First-year law student Elizabeth C. Taxel found the justice to be “incredibly humble and down to earth.” She was thankful he talked about the “pressures facing law students” to follow a certain career path and appreciated him emphasizing the need to give back to the community.
Additionally, Breyer said some of the best advice he had ever been given came from his father.
“(My father said) don’t be like a bulldozer and just go straight ahead on your own path. You have to listen to other people who have a point of view . . . (and) try to do your own job the best that you can. He said now maybe, if you do your job well, someone will notice and you’ll get a better job. On the other hand, they may not.

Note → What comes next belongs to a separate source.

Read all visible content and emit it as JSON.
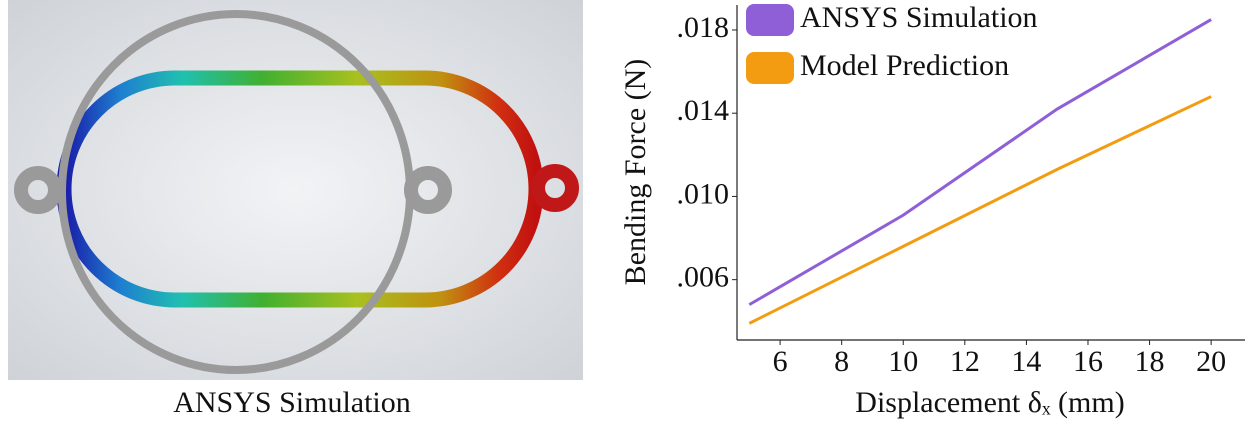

And then, at least, you are left with the satisfaction of having done the job as best you could,” Breyer said.
Christine A. Saunders, another first-year law student, said the experience was “very refreshing” and appreciated the opportunity to ask a question.
“It’s nice that the questions were not censored,” she said.
Regarding certain court opinions attracting a lot of public reaction, Breyer said it is key for him (and the other justices) to remember that opinions actually need to be written for three audiences: “the other judges who have to apply it, the lawyers who have to be able to argue it and follow it and, in many cases, the public too because they are interested.”
Saunders added that the experience was such an honor and that, if she or one of her schoolmates ends up arguing a case before the nation’s highest court one day, she hopes that having met two of the current sitting justices will “take some of the edge off.”